Finance

Two-pot warning for South Africans close to retirement

South Africans who withdraw money from their retirement savings under the new two-pot system risk giving up a substantial portion of their income after retirement.

This is according to Actuarial Specialist at Momentum Investo Paul Menge, who said this is especially true for people nearing retirement.  

South Africa’s new two-pot retirement system was implemented on 1 September 2024.

In short, it allows retirement fund members to withdraw a portion of their savings every year before retirement while another portion is kept in a vested ‘pot’.

It is a reform aimed at improving the accessibility and security of South Africans’ retirement savings. Under this system, retirement contributions are split into two “pots”:

  • Savings Pot: Accessible before retirement, this portion allows individuals to withdraw a part of their savings under certain conditions, such as emergencies. The amount withdrawn is taxed, ensuring people use the funds responsibly.
  • Retirement Pot: This portion remains locked until retirement age, ensuring that a significant portion of savings is preserved for retirement income.

When the system was implemented, thousands of South Africans opted to withdraw from their retirement savings. In mid-October, Bloomberg reported that South African pension funds have paid out R21.4 billion.

The South African Revenue Service said it had received 1.2 million tax-directive applications for withdrawals, of which 1.1 million were approved. 

“During September, the financial industry was reeling from the number of calls and emails to contact centres – some people were desperate to access the retirement money they’re allowed to withdraw,” Menge said.

However, he said the influx of requests for two-pot withdrawals has seemingly tapered off now.

Momentum Investo is a small product house within the larger Momentum group, and Menge said most of their clients contribute an average amount of R 1,200 per month to a retirement annuity. 

He said some members supplement their savings in retirement funds at work, and some work for themselves. 

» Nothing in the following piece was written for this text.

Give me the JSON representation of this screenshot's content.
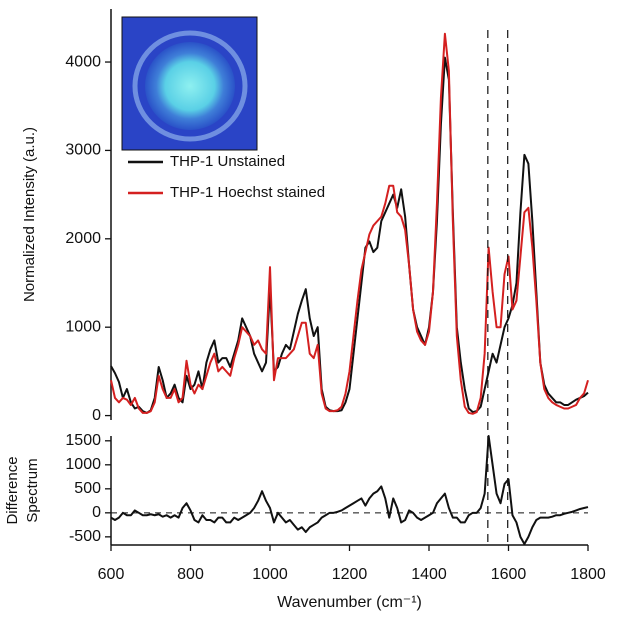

“We were pleasantly surprised that only around 1% of our clients made retirement savings withdrawals,” he said. 

However, “we’re worried about how many of those who did make withdrawals fell in the age group of 40 to 49 years. Almost 50% of those who withdrew fell into this category.”

“This means they don’t have a lot of time left until they retire. Most of us realise that it is time in the market that earns us the most growth – and that the last couple of years are the ones where we build the most value.” 

This is because the more money you have, the more your growth can compound or “snowball”. 

“Think of it as a ball of dough: The more dough you have, the better the yeast to do its magic while it’s basking in a warm place to double in size,” Menge explained. 

“But, if a naughty child keeps stealing little balls of dough, you’re in trouble.” 

To illustrate this, Menge compared two scenarios of one South African who chose to withdraw money from their savings versus one who did not.

In this scenario, the two people invest in a 25-year retirement annuity of R3,000 per month. They increase their contributions by 10% per year during the savings term, and we assume a 12% growth before fees. 

The result of withdrawing from your savings compared to remaining invested can be seen in the table below.

WithdrawalsEnd valueIncome per month at retirementIncome per month differenceReal valueIncome per month difference todayIncome per month difference
NoneR8,700,000R52,200 R2,030,000R12,200
YearlyR5,780,000R34,700R17,500R1,350,000R8,100R4,100
Maturities are rounded to the nearest 10,000, and income is rounded to the nearest 100. In this scenario, inflation is assumed to be 6%, and each million can buy R6,000 in income per month.

This scenario shows that the person who opted to withdraw from their savings is giving up a third of their income during retirement. 

“With inflation being the bully it is, eating away at savings, this is not a great idea,” Menge said.

“Fortunately, there is a plan. These are still the early days of access to retirement money. Hopefully, those people who were in desperate need of financial relief have made the withdrawals they needed to.”

He said that people who have been withdrawing from their savings can ask their financial advisers for help. 

Advisers can calculate how much they must save to catch up to where they would have been, taking into account:

  • How much they withdrew
  • What tax they paid on the withdrawal, i.e., the tax rate they usually pay on their income
  • What growth they have missed out on

“We all want to make sure that our retirement is as stress-free as can be one day. It will be great if we can slice a freshly baked bread every day,” he said.